The Financial Conduct Authority said Tuesday (Aug. 13) that it has agreed to a phased implementation of the Strong Customer Authentication (SCA) rules slated to start taking effect beginning next month.
The implementation will span an 18-month plan, and “The plan reflects the recent opinion of the European Banking Authority (EBA), which set out that more time was needed to implement SCA given the complexity of the requirements, a lack of preparedness and the potential for a significant impact on consumers,” the Financial Conduct Authority (FCA) said in a press release Tuesday.
As has been widely reported, SCA, part of the Payments Service Directive (PSD2 for short), mandates that banks and other firms must implement two-factor verification on eCommerce transactions above 30 euros.
The FCA said Tuesday that it will not take enforcement action against firms if they do not meet the relevant requirements for SCA beginning on Sept. 14 “in areas covered by the agreed plan, where there is evidence that they have taken the necessary steps to comply with the plan.”
At the end of the 18-month period, the FCA said, the agency expects all firms to have made the necessary changes and undertaken the required testing to apply SCA.
“The FCA has been working with the industry to put in place stronger means of ensuring that anyone seeking to make payments is not a fraudster,” FCA Executive Director for Supervision – Retail and Authorizations Jonathan Davidson said in a statement. “While these measures will reduce fraud, we want to make sure that they won’t cause material disruption to consumers themselves; so we have agreed a phased plan for their timely introduction.”
As had been noted in this space just days ago, the U.K.-based Emerging Payments Association (EPA) published a report on the impact of SCA on the payments experience.
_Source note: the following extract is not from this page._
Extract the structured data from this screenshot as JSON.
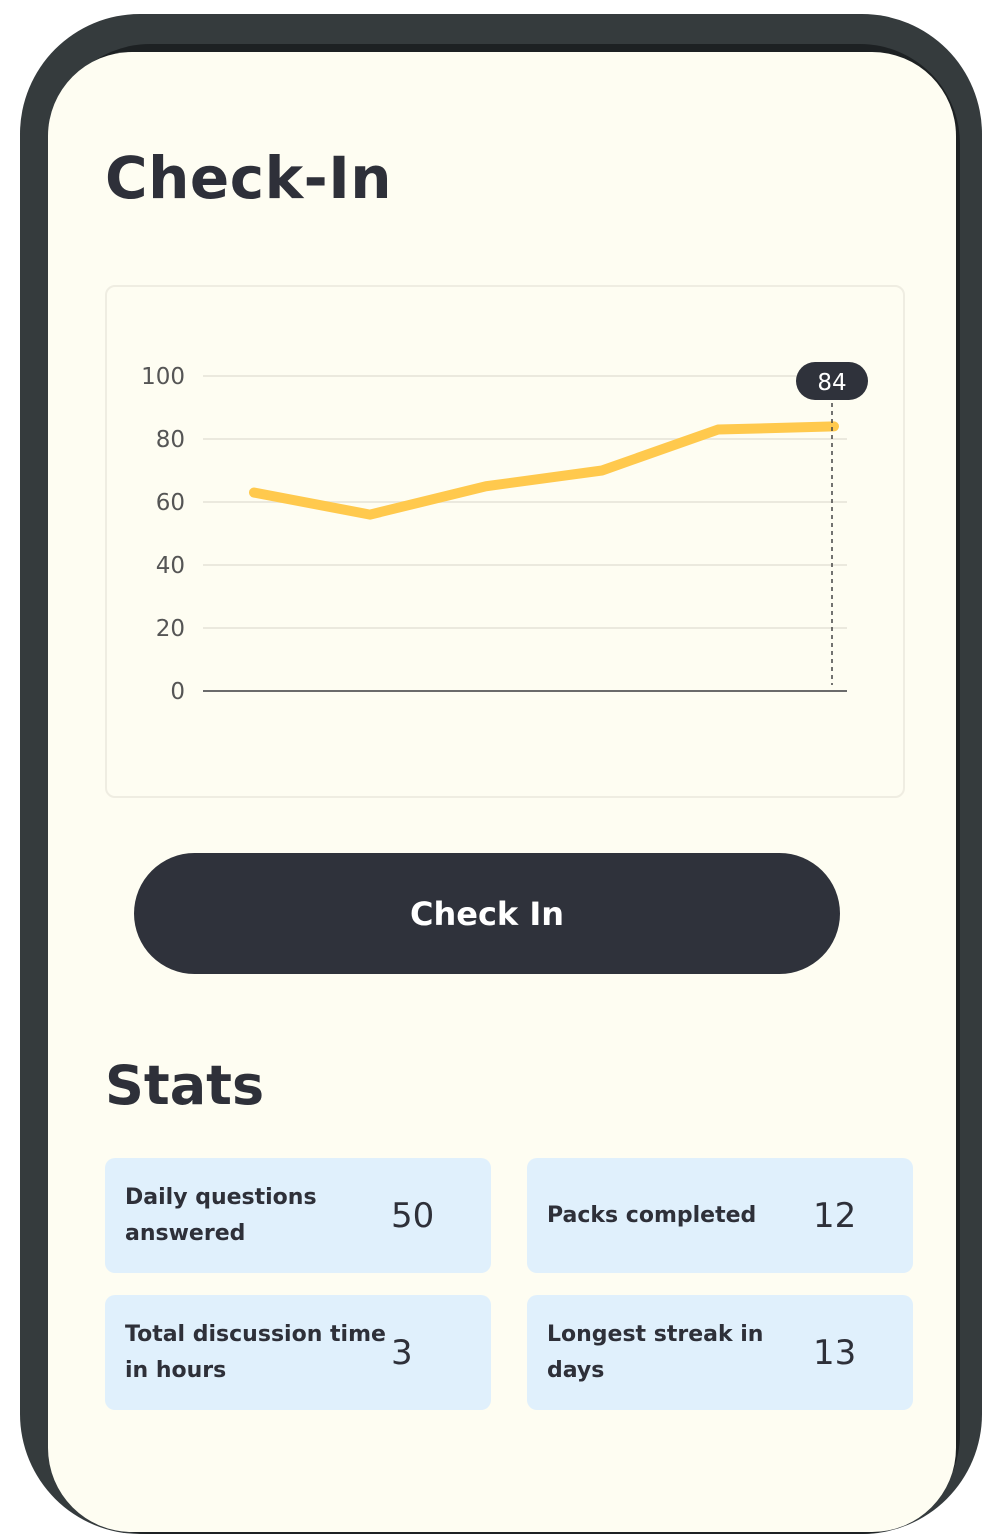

The report found that 75 percent of issuers said they would be ready by the Sept. 14 deadline. Yet this was compliance-ready, not operationally ready. Nearly three-fourths (74 percent) of issuers expect SCA to lead initially to a decline in user experience. Additionally, they see potentially 25 to 30 percent of transactions being declined in the short term unless a compliance timeline is agreed upon.